And there is some college football history suggesting that it can. Chip Kelly was handed the reigns of Oregon by Mike Bellotti, and continued the northwest Nike-aided renaissance that the Ducks (ha!) have enjoyed through most of the last few decades.

Barry Alvarez famously stepped aside for coach-in-waiting Bret Bielema (and came back for a bowl once ol' Bert dipped for Arkansas), which, despite our frequent jokes, worked out fairly well for the Badgers. There are other examples, both good and bad, but the point is that it can work.

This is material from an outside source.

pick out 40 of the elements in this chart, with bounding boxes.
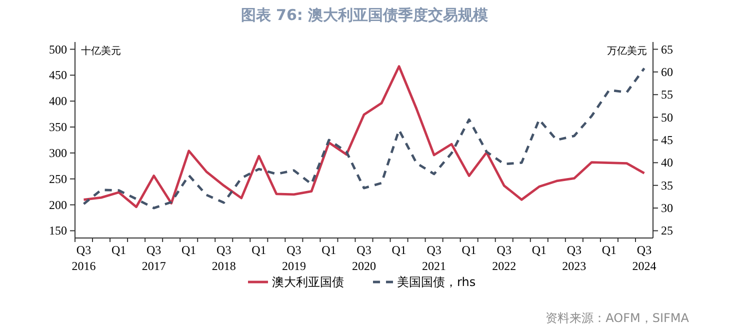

Thing is though, when you have that kind of succession plan, there's an implicit expectation that everything will remain something like 65% the same. And while that's likely to hold true as the Buckeyes move on from the Urban Meyer era to the Ryan Day epoch, who knows how everyone will react when the really big decisions are being made.

Decisions like starting quarterbacks. If Justin Fields ends up coming to Columbus, and Tate Martell is left out in the cold by coach Ryan Day, what happens? Does the old guard lean on the new? Or will Day get the breathing room to make his own decisions?

We'll find out soon, but hey, at least Urban Meyer won't literally be on the sidelines during gameday, breathing down the neck of the new Ohio State football head coach.

“He’ll be on the field at games," Smith said of Meyer.

Oh, neat. That seems... great? Or maybe terrible? I really don't know yet, but either way 2019 is going to be fascinating as hell.